Data Departemen Energi dan Sumberdaya Energi (ESDM), perusahaan asing yang mendominasi sumur minyak Indonesia saat ini mencapai 71 perusahaan, sedangkan yang sudah mendapat izin total 105 perusahaan. Di Nangroe Aceh Darussalam (NAD) terdapat 9 perusahaan, Riau ada 21 perusahaan, Sumatera Selatan sebanyak 22 perusahaan, Babelan Bekasi-Jawa Barat dan Jawa Timur sebanyak 13 perusahaan, Kalimantan Timur 19 perusahan migas.
Inilah sebuah ironi. Negeri yang katanya ‘Subur Makmur’ justru ‘Miskin’. Semua terjadi karena bangsa ini ternyata telah salah urus. Sistem kapitalis yang diterapkan Pemerintah Indonesia telah membawa negeri ini luluh-lantak ketika diterpa gelombang tsunami krisis ekonomi pada 1997/1998.
Utang dan Pajak: ‘Pendapatan’ Utama
Hingga kini kebijakan Pemerintah tidak berubah. Semua kebijakan tetap kental dengan liberalisme. Satu contoh adalah Peraturan Presiden No.111/2007 tentang Perubahan atas Peraturan Presiden No.77/2007 tentang Daftar bidang Usaha yang tertutup dan Bidang Usaha yang Terbuka dengan Persyaratan di Bidang Permodalan.

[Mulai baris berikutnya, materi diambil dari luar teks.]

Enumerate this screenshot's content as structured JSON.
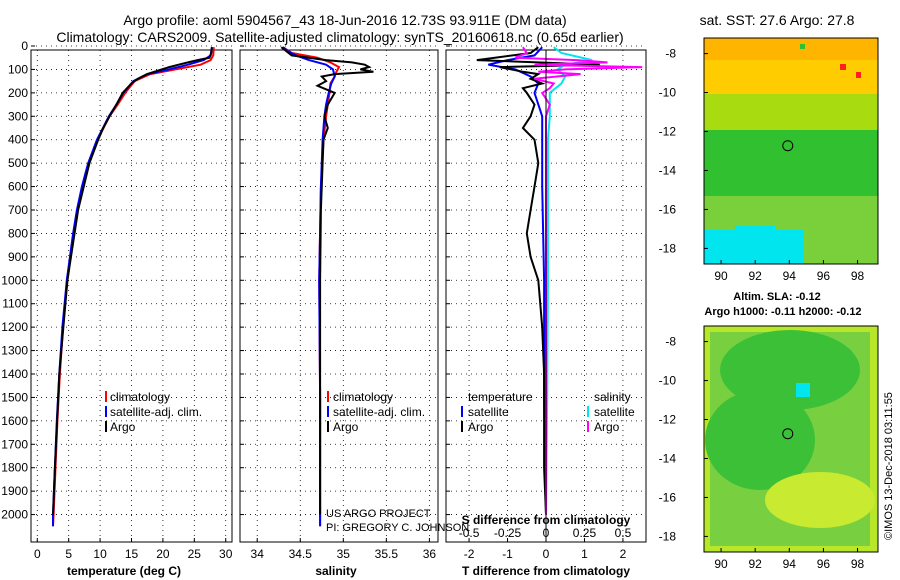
{
  "title_line1": "Argo profile: aoml 5904567_43 18-Jun-2016 12.73S 93.911E (DM data)",
  "title_line2": "Climatology: CARS2009. Satellite-adjusted climatology: synTS_20160618.nc (0.65d earlier)",
  "sst_title": "sat. SST: 27.6 Argo: 27.8",
  "sla_title_1": "Altim. SLA: -0.12",
  "sla_title_2": "Argo h1000: -0.11 h2000: -0.12",
  "watermark": "©IMOS 13-Dec-2018 03:11:55",
  "project_text_1": "US ARGO PROJECT",
  "project_text_2": "PI: GREGORY C. JOHNSON",
  "colors": {
    "climatology": "#ff0000",
    "satellite": "#0000ff",
    "argo": "#000000",
    "sal_satellite": "#00e5ee",
    "sal_argo": "#ff00ff"
  },
  "chart_data": [
    {
      "type": "line",
      "panel": "temperature",
      "xlabel": "temperature (deg C)",
      "ylabel": "",
      "xlim": [
        -1,
        31
      ],
      "ylim": [
        2100,
        0
      ],
      "xticks": [
        "0",
        "5",
        "10",
        "15",
        "20",
        "25",
        "30"
      ],
      "xtick_values": [
        0,
        5,
        10,
        15,
        20,
        25,
        30
      ],
      "yticks": [
        "0",
        "100",
        "200",
        "300",
        "400",
        "500",
        "600",
        "700",
        "800",
        "900",
        "1000",
        "1100",
        "1200",
        "1300",
        "1400",
        "1500",
        "1600",
        "1700",
        "1800",
        "1900",
        "2000"
      ],
      "legend": [
        "climatology",
        "satellite-adj. clim.",
        "Argo"
      ],
      "series": [
        {
          "name": "climatology",
          "depth": [
            5,
            40,
            60,
            80,
            100,
            120,
            150,
            200,
            250,
            300,
            400,
            500,
            600,
            700,
            800,
            1000,
            1200,
            1400,
            1600,
            1800,
            2000,
            2050
          ],
          "values": [
            28.1,
            28.0,
            27.6,
            26.0,
            22.0,
            18.0,
            15.5,
            14.0,
            12.8,
            11.5,
            9.6,
            8.2,
            7.2,
            6.4,
            5.8,
            4.8,
            4.1,
            3.6,
            3.2,
            2.9,
            2.6,
            2.5
          ]
        },
        {
          "name": "satellite-adj. clim.",
          "depth": [
            5,
            40,
            60,
            80,
            100,
            120,
            150,
            200,
            250,
            300,
            400,
            500,
            600,
            700,
            800,
            1000,
            1200,
            1400,
            1600,
            1800,
            2000,
            2050
          ],
          "values": [
            27.8,
            27.6,
            26.5,
            24.0,
            21.0,
            17.5,
            15.3,
            13.7,
            12.6,
            11.4,
            9.5,
            8.1,
            7.1,
            6.3,
            5.7,
            4.7,
            4.0,
            3.5,
            3.1,
            2.8,
            2.5,
            2.5
          ]
        },
        {
          "name": "Argo",
          "depth": [
            5,
            30,
            50,
            60,
            70,
            80,
            90,
            100,
            120,
            140,
            160,
            200,
            250,
            300,
            350,
            400,
            500,
            700,
            1000,
            1400,
            1800,
            2000
          ],
          "values": [
            27.8,
            27.7,
            27.4,
            25.5,
            24.0,
            22.5,
            21.0,
            19.8,
            17.5,
            16.0,
            15.0,
            13.6,
            12.6,
            11.5,
            10.5,
            9.7,
            8.3,
            6.5,
            4.8,
            3.5,
            2.8,
            2.5
          ]
        }
      ]
    },
    {
      "type": "line",
      "panel": "salinity",
      "xlabel": "salinity",
      "xlim": [
        33.8,
        36.1
      ],
      "ylim": [
        2100,
        0
      ],
      "xticks": [
        "34",
        "34.5",
        "35",
        "35.5",
        "36"
      ],
      "xtick_values": [
        34,
        34.5,
        35,
        35.5,
        36
      ],
      "legend": [
        "climatology",
        "satellite-adj. clim.",
        "Argo"
      ],
      "series": [
        {
          "name": "climatology",
          "depth": [
            5,
            30,
            50,
            70,
            90,
            110,
            130,
            160,
            200,
            250,
            300,
            400,
            600,
            1000,
            1500,
            2000,
            2050
          ],
          "values": [
            34.3,
            34.4,
            34.7,
            34.85,
            34.95,
            34.92,
            34.9,
            34.85,
            34.84,
            34.82,
            34.8,
            34.77,
            34.74,
            34.72,
            34.73,
            34.73,
            34.73
          ]
        },
        {
          "name": "satellite-adj. clim.",
          "depth": [
            5,
            20,
            40,
            60,
            80,
            100,
            130,
            160,
            200,
            250,
            300,
            400,
            600,
            1000,
            1500,
            2000,
            2050
          ],
          "values": [
            34.3,
            34.35,
            34.45,
            34.6,
            34.8,
            34.88,
            34.9,
            34.86,
            34.83,
            34.8,
            34.78,
            34.76,
            34.74,
            34.72,
            34.73,
            34.73,
            34.73
          ]
        },
        {
          "name": "Argo",
          "depth": [
            5,
            40,
            60,
            70,
            80,
            90,
            100,
            110,
            120,
            130,
            150,
            170,
            200,
            250,
            300,
            350,
            400,
            500,
            700,
            1000,
            1500,
            2000
          ],
          "values": [
            34.28,
            34.4,
            34.8,
            35.1,
            35.25,
            35.3,
            35.2,
            35.35,
            34.9,
            34.75,
            34.8,
            34.7,
            34.9,
            34.82,
            34.78,
            34.82,
            34.77,
            34.76,
            34.74,
            34.73,
            34.73,
            34.73
          ]
        }
      ]
    },
    {
      "type": "line",
      "panel": "difference",
      "xlabel": "T difference from climatology",
      "xlabel_top": "S difference from climatology",
      "xlim": [
        -2.6,
        2.6
      ],
      "ylim": [
        2100,
        0
      ],
      "xticks": [
        "-2",
        "-1",
        "0",
        "1",
        "2"
      ],
      "xtick_values": [
        -2,
        -1,
        0,
        1,
        2
      ],
      "xticks_top": [
        "-0.5",
        "-0.25",
        "0",
        "0.25",
        "0.5"
      ],
      "xtick_top_values": [
        -2,
        -1,
        0,
        1,
        2
      ],
      "legend_left_title": "temperature",
      "legend_right_title": "salinity",
      "legend_left": [
        "satellite",
        "Argo"
      ],
      "legend_right": [
        "satellite",
        "Argo"
      ],
      "series": [
        {
          "name": "temperature satellite",
          "depth": [
            5,
            40,
            60,
            80,
            100,
            130,
            160,
            200,
            300,
            400,
            600,
            1000,
            1500,
            2000
          ],
          "values": [
            -0.1,
            -0.3,
            -1.0,
            -1.5,
            -0.8,
            -0.4,
            -0.2,
            -0.3,
            -0.1,
            -0.1,
            -0.1,
            -0.05,
            -0.05,
            0.0
          ]
        },
        {
          "name": "temperature Argo",
          "depth": [
            5,
            30,
            60,
            80,
            90,
            100,
            110,
            120,
            140,
            160,
            180,
            200,
            250,
            300,
            350,
            400,
            500,
            600,
            700,
            800,
            900,
            1000,
            1200,
            1400,
            1600,
            1800,
            2000
          ],
          "values": [
            -0.2,
            -0.4,
            -1.8,
            1.4,
            -1.2,
            -0.9,
            -0.6,
            -0.2,
            -0.4,
            -0.1,
            -0.6,
            -0.5,
            -0.3,
            -0.4,
            -0.6,
            -0.3,
            -0.2,
            -0.3,
            -0.4,
            -0.5,
            -0.4,
            -0.2,
            -0.1,
            -0.05,
            -0.05,
            -0.05,
            0.0
          ]
        },
        {
          "name": "salinity satellite",
          "depth": [
            5,
            30,
            60,
            80,
            100,
            130,
            160,
            200,
            300,
            400,
            600,
            1000,
            1500,
            2000
          ],
          "values": [
            0.2,
            0.4,
            1.2,
            0.5,
            0.3,
            0.5,
            0.4,
            0.1,
            0.1,
            0.05,
            0.05,
            0.05,
            0.03,
            0.0
          ]
        },
        {
          "name": "salinity Argo",
          "depth": [
            5,
            30,
            50,
            60,
            70,
            80,
            90,
            100,
            110,
            120,
            140,
            160,
            180,
            200,
            250,
            300,
            400,
            600,
            1000,
            1500,
            2000
          ],
          "values": [
            -0.6,
            -0.5,
            -0.8,
            0.8,
            1.6,
            -0.3,
            2.5,
            0.5,
            -0.2,
            0.9,
            -0.3,
            0.2,
            0.1,
            -0.1,
            0.1,
            0.0,
            0.0,
            0.0,
            0.0,
            0.0,
            0.0
          ]
        }
      ]
    },
    {
      "type": "heatmap",
      "panel": "sst_map",
      "title": "sat. SST: 27.6 Argo: 27.8",
      "xlim": [
        89,
        99.2
      ],
      "ylim": [
        -18.8,
        -7.2
      ],
      "xticks": [
        "90",
        "92",
        "94",
        "96",
        "98"
      ],
      "xtick_values": [
        90,
        92,
        94,
        96,
        98
      ],
      "yticks": [
        "-8",
        "-10",
        "-12",
        "-14",
        "-16",
        "-18"
      ],
      "ytick_values": [
        -8,
        -10,
        -12,
        -14,
        -16,
        -18
      ],
      "float_position": {
        "lon": 93.911,
        "lat": -12.73
      }
    },
    {
      "type": "heatmap",
      "panel": "sla_map",
      "title": "Altim. SLA: -0.12",
      "xlim": [
        89,
        99.2
      ],
      "ylim": [
        -18.8,
        -7.2
      ],
      "xticks": [
        "90",
        "92",
        "94",
        "96",
        "98"
      ],
      "xtick_values": [
        90,
        92,
        94,
        96,
        98
      ],
      "yticks": [
        "-8",
        "-10",
        "-12",
        "-14",
        "-16",
        "-18"
      ],
      "ytick_values": [
        -8,
        -10,
        -12,
        -14,
        -16,
        -18
      ],
      "float_position": {
        "lon": 93.911,
        "lat": -12.73
      }
    }
  ]
}
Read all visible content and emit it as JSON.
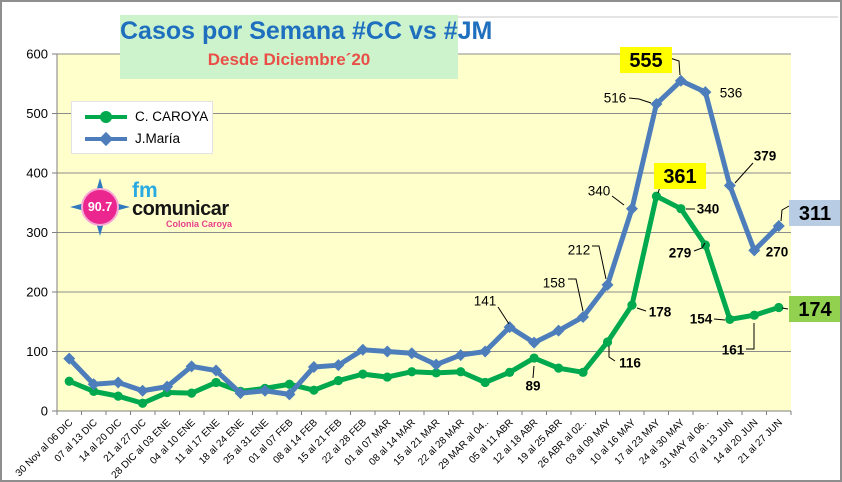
{
  "header": {
    "title": "Casos por Semana #CC vs #JM",
    "subtitle": "Desde Diciembre´20"
  },
  "logo": {
    "frequency": "90.7",
    "brand_top": "fm",
    "brand_main": "comunicar",
    "brand_sub": "Colonia Caroya"
  },
  "colors": {
    "title_text": "#1F6FBF",
    "subtitle_text": "#E94F47",
    "title_bg": "#CDF3CD",
    "plot_bg": "#FFFFCC",
    "grid": "#8C8C8C",
    "axis": "#7F7F7F",
    "frame": "#C9C9C9",
    "caroya": "#00A84E",
    "jmaria": "#4D7EBB",
    "highlight_yellow": "#FFFF00",
    "highlight_blue": "#B8CCE4",
    "highlight_green": "#92D050",
    "logo_star": "#3179BE",
    "logo_circle": "#EC268F",
    "logo_fm": "#29ABE2",
    "logo_main": "#151515",
    "logo_sub": "#E9408A"
  },
  "chart_data": {
    "type": "line",
    "title": "Casos por Semana #CC vs #JM",
    "subtitle": "Desde Diciembre´20",
    "xlabel": "",
    "ylabel": "",
    "ylim": [
      0,
      600
    ],
    "y_ticks": [
      0,
      100,
      200,
      300,
      400,
      500,
      600
    ],
    "grid": true,
    "legend_position": "top-left",
    "plot_bg": "#FFFFCC",
    "categories": [
      "30 Nov al 06 DIC",
      "07 al 13 DIC",
      "14 al 20 DIC",
      "21 al 27 DIC",
      "28 DIC al 03 ENE",
      "04 al 10 ENE",
      "11 al 17 ENE",
      "18 al 24 ENE",
      "25 al 31 ENE",
      "01 al 07 FEB",
      "08 al 14 FEB",
      "15 al 21 FEB",
      "22 al 28 FEB",
      "01 al 07 MAR",
      "08 al 14 MAR",
      "15 al 21 MAR",
      "22 al 28 MAR",
      "29 MAR al 04..",
      "05 al 11 ABR",
      "12 al 18 ABR",
      "19 al 25 ABR",
      "26 ABR al 02..",
      "03 al 09 MAY",
      "10 al 16 MAY",
      "17 al 23 MAY",
      "24 al 30 MAY",
      "31 MAY al 06..",
      "07 al 13 JUN",
      "14 al 20 JUN",
      "21 al 27 JUN"
    ],
    "series": [
      {
        "name": "C. CAROYA",
        "color": "#00A84E",
        "marker": "circle",
        "values": [
          50,
          33,
          25,
          13,
          31,
          30,
          48,
          33,
          38,
          45,
          35,
          51,
          62,
          57,
          66,
          64,
          66,
          48,
          65,
          89,
          72,
          65,
          116,
          178,
          361,
          340,
          279,
          154,
          161,
          174
        ]
      },
      {
        "name": "J.María",
        "color": "#4D7EBB",
        "marker": "diamond",
        "values": [
          88,
          45,
          48,
          34,
          41,
          75,
          68,
          30,
          34,
          28,
          74,
          77,
          103,
          100,
          97,
          78,
          94,
          100,
          141,
          115,
          135,
          158,
          212,
          340,
          516,
          555,
          536,
          379,
          270,
          311
        ]
      }
    ],
    "annotations": [
      {
        "series": "J.María",
        "text": "141",
        "index": 18,
        "label": [
          483,
          299
        ],
        "bold": false,
        "big": false,
        "bg": null,
        "leader": [
          [
            496,
            305
          ],
          [
            507,
            322
          ]
        ]
      },
      {
        "series": "J.María",
        "text": "158",
        "index": 21,
        "label": [
          552,
          281
        ],
        "bold": false,
        "big": false,
        "bg": null,
        "leader": [
          [
            566,
            277
          ],
          [
            574,
            277
          ],
          [
            581,
            309
          ]
        ]
      },
      {
        "series": "J.María",
        "text": "212",
        "index": 22,
        "label": [
          577,
          248
        ],
        "bold": false,
        "big": false,
        "bg": null,
        "leader": [
          [
            590,
            244
          ],
          [
            597,
            244
          ],
          [
            604,
            277
          ]
        ]
      },
      {
        "series": "J.María",
        "text": "340",
        "index": 23,
        "label": [
          597,
          189
        ],
        "bold": false,
        "big": false,
        "bg": null,
        "leader": [
          [
            610,
            194
          ],
          [
            622,
            203
          ]
        ]
      },
      {
        "series": "J.María",
        "text": "516",
        "index": 24,
        "label": [
          613,
          96
        ],
        "bold": false,
        "big": false,
        "bg": null,
        "leader": [
          [
            627,
            96
          ],
          [
            637,
            97
          ],
          [
            649,
            101
          ]
        ]
      },
      {
        "series": "J.María",
        "text": "555",
        "index": 25,
        "label": [
          644,
          58
        ],
        "bold": true,
        "big": true,
        "bg": "#FFFF00",
        "leader": [
          [
            668,
            56
          ],
          [
            677,
            59
          ],
          [
            678,
            73
          ]
        ]
      },
      {
        "series": "J.María",
        "text": "536",
        "index": 26,
        "label": [
          729,
          91
        ],
        "bold": false,
        "big": false,
        "bg": null,
        "leader": null
      },
      {
        "series": "J.María",
        "text": "379",
        "index": 27,
        "label": [
          763,
          154
        ],
        "bold": true,
        "big": false,
        "bg": null,
        "leader": [
          [
            751,
            161
          ],
          [
            733,
            181
          ]
        ]
      },
      {
        "series": "J.María",
        "text": "270",
        "index": 28,
        "label": [
          775,
          250
        ],
        "bold": true,
        "big": false,
        "bg": null,
        "leader": null
      },
      {
        "series": "J.María",
        "text": "311",
        "index": 29,
        "label": [
          813,
          211
        ],
        "bold": true,
        "big": true,
        "bg": "#B8CCE4",
        "leader": [
          [
            787,
            204
          ],
          [
            780,
            208
          ],
          [
            779,
            219
          ]
        ]
      },
      {
        "series": "C. CAROYA",
        "text": "89",
        "index": 19,
        "label": [
          531,
          384
        ],
        "bold": true,
        "big": false,
        "bg": null,
        "leader": [
          [
            531,
            376
          ],
          [
            532,
            364
          ]
        ]
      },
      {
        "series": "C. CAROYA",
        "text": "116",
        "index": 22,
        "label": [
          628,
          361
        ],
        "bold": true,
        "big": false,
        "bg": null,
        "leader": [
          [
            613,
            359
          ],
          [
            607,
            355
          ],
          [
            607,
            344
          ]
        ]
      },
      {
        "series": "C. CAROYA",
        "text": "178",
        "index": 23,
        "label": [
          658,
          310
        ],
        "bold": true,
        "big": false,
        "bg": null,
        "leader": [
          [
            644,
            309
          ],
          [
            635,
            306
          ]
        ]
      },
      {
        "series": "C. CAROYA",
        "text": "361",
        "index": 24,
        "label": [
          678,
          174
        ],
        "bold": true,
        "big": true,
        "bg": "#FFFF00",
        "leader": [
          [
            658,
            185
          ],
          [
            656,
            191
          ]
        ]
      },
      {
        "series": "C. CAROYA",
        "text": "340",
        "index": 25,
        "label": [
          706,
          207
        ],
        "bold": true,
        "big": false,
        "bg": null,
        "leader": [
          [
            693,
            207
          ],
          [
            684,
            207
          ]
        ]
      },
      {
        "series": "C. CAROYA",
        "text": "279",
        "index": 26,
        "label": [
          678,
          251
        ],
        "bold": true,
        "big": false,
        "bg": null,
        "leader": [
          [
            692,
            249
          ],
          [
            700,
            246
          ],
          [
            703,
            241
          ]
        ]
      },
      {
        "series": "C. CAROYA",
        "text": "154",
        "index": 27,
        "label": [
          699,
          317
        ],
        "bold": true,
        "big": false,
        "bg": null,
        "leader": [
          [
            712,
            317
          ],
          [
            723,
            318
          ]
        ]
      },
      {
        "series": "C. CAROYA",
        "text": "161",
        "index": 28,
        "label": [
          731,
          348
        ],
        "bold": true,
        "big": false,
        "bg": null,
        "leader": [
          [
            744,
            347
          ],
          [
            752,
            347
          ],
          [
            752,
            321
          ]
        ]
      },
      {
        "series": "C. CAROYA",
        "text": "174",
        "index": 29,
        "label": [
          813,
          307
        ],
        "bold": true,
        "big": true,
        "bg": "#92D050",
        "leader": [
          [
            780,
            306
          ],
          [
            786,
            307
          ]
        ]
      }
    ]
  }
}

Dalam Perpres tersebut, beberapa bidang usaha yang terkait dengan hajat hidup orang banyak seperti pertambangan, kesehatan dan tanaman pangan, sahamnya boleh dimiliki asing hingga di atas 65%. Artinya, investor asing bisa mengelola sumberdaya alam yang harusnya diusahakan Pemerintah.
Selain mengundang investor asing, untuk ‘mengurusi rakyat’ Pemerintah terpaksa harus berutang. Parahnya lagi, penganut paham Ekonomi Neoliberalisme terus mendorong kebijakan tersebut. Mereka terus mendengung-kan bahwa tanpa utang tidak mungkin ada pembangunan.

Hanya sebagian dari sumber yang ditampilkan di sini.